Patients affected by RRMS and switched from the low-dose to the high-dose IFNB due to the occurrence of relapses, or contrast-enhancing lesions (CELs) as detected by yearly scheduled MRI scans, were followed for two years. Expanded Disability Status Scale (EDSS) scores, as well as clinical relapses, were evaluated during the follow-up period.

Results

We identified 121 patients switched to the high-dose IFNB. One hundred patients increased the IFNB dose because of the occurrence of one or more relapses, and 21 because of the presence of one or more CELs, even in absence of clinical relapses. At the end of the 2-year follow-up, 72 (59.5%) patients had a relapse, and 51 (42.1%) reached a sustained progression on EDSS score. Overall, 85 (70.3%) patients showed some clinical disease activity (i.e. relapses or disability progression) after the switch.

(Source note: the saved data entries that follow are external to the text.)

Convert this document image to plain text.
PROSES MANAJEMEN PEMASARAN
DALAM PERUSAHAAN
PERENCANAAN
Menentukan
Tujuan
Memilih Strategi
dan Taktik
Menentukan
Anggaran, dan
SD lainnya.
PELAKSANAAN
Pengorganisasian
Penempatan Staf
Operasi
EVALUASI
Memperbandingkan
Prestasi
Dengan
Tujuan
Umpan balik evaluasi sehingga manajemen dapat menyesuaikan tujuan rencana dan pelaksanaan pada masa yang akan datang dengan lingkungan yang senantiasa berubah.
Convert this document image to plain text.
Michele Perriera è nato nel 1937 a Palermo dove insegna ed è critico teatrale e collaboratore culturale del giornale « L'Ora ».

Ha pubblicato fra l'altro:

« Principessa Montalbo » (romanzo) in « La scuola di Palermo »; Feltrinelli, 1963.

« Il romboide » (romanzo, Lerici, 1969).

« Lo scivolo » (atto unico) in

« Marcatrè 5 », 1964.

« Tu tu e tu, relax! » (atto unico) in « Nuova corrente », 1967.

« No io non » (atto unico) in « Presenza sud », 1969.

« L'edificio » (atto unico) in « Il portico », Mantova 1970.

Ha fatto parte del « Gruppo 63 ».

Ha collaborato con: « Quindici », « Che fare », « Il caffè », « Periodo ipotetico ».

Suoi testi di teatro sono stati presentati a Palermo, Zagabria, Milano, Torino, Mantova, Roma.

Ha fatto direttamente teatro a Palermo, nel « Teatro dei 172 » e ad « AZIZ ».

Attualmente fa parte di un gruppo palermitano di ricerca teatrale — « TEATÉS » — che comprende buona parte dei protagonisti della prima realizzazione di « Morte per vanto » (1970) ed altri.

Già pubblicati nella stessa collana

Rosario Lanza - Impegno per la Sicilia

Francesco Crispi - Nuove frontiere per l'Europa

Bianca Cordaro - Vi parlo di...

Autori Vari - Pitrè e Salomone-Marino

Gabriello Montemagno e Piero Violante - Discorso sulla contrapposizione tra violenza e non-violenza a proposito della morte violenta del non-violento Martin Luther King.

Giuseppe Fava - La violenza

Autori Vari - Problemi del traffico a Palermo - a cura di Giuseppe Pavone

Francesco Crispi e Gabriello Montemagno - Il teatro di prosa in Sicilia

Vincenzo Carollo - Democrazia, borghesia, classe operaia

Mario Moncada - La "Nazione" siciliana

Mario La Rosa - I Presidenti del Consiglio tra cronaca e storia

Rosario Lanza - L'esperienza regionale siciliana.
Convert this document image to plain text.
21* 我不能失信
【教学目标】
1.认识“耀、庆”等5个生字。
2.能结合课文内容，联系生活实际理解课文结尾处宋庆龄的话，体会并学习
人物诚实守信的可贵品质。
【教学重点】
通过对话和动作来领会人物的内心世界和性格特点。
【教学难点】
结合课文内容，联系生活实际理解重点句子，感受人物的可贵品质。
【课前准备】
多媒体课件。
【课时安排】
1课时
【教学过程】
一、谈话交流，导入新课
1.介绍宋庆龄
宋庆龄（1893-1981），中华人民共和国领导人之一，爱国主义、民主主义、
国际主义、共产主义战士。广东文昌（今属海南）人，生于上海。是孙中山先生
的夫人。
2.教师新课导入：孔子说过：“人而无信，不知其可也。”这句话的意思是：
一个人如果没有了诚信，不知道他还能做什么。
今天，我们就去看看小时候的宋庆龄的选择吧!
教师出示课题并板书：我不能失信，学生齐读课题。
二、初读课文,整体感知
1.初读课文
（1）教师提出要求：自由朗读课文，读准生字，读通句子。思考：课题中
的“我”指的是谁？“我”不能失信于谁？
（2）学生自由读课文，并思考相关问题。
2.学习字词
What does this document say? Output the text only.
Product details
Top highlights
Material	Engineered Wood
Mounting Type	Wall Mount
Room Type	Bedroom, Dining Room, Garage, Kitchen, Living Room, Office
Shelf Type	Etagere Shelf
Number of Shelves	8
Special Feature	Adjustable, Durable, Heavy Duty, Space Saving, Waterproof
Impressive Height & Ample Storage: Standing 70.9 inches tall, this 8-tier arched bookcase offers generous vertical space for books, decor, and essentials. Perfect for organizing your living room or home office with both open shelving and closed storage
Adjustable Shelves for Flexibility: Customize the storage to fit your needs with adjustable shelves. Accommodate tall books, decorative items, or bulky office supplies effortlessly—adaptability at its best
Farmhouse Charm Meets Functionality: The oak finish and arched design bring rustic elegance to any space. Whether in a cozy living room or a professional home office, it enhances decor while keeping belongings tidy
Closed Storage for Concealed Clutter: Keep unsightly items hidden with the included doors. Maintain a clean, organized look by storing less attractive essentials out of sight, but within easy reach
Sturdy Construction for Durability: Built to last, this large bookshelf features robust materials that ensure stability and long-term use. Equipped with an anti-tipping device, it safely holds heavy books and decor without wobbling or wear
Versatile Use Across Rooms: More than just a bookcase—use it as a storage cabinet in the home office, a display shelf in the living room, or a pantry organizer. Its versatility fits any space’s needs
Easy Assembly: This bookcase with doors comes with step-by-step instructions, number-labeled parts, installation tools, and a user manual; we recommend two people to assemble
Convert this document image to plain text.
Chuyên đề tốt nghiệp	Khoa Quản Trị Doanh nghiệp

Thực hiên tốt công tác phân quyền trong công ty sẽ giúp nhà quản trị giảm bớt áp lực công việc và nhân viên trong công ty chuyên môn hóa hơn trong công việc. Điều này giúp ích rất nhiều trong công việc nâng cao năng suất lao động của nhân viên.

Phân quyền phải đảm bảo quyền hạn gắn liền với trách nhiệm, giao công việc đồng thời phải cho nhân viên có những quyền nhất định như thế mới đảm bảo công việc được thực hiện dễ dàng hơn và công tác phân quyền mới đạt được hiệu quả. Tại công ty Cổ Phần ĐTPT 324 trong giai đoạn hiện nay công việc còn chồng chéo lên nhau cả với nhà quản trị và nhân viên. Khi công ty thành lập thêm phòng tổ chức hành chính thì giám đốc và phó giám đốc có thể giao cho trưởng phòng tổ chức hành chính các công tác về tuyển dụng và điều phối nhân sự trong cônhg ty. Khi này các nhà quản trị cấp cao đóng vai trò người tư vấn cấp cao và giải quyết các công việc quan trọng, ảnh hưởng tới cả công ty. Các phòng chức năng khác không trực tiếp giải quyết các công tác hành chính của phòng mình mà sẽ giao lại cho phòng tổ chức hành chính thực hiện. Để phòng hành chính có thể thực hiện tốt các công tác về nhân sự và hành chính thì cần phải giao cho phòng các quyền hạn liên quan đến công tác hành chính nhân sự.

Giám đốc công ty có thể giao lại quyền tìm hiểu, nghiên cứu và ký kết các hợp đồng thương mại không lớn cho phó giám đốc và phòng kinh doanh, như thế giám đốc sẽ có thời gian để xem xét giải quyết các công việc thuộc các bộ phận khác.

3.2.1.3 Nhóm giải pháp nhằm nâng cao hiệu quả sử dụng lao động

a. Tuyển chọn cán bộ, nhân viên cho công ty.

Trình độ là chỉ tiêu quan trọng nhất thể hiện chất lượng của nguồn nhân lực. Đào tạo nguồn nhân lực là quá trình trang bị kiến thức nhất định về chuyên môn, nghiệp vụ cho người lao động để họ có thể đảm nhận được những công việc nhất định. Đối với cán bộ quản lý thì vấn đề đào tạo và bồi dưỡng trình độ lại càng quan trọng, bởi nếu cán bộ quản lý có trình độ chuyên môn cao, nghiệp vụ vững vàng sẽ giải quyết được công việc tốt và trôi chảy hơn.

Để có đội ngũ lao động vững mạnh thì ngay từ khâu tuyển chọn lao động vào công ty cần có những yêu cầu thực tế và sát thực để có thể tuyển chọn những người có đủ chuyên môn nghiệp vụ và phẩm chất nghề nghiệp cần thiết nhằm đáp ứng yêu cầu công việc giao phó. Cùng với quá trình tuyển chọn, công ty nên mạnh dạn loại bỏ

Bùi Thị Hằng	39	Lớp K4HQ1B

Relapse risk after increasing the IFNB dose was greater in patients who switched because of relapses than those switched only for MRI activity (HR: 5.55, p = 0.001). A high EDSS score (HR: 1.77, p < 0.001) and the combination of clinical and MRI activity at switch raised the risk of sustained disability progression after increasing the IFNB dose (HR: 2.14, p = 0.01).

Conclusion

In the majority of MS patients, switching from the low-dose to the high-dose IFNB did not reduce the risk of further relapses or increased disability in the 2-year follow period.

Although we observed that patients who switched only on the basis on MRI activity (even in absence of clinical attacks) had a lower risk of further relapses, larger studies are warranted before to recommend a switch algorithm based on MRI findings.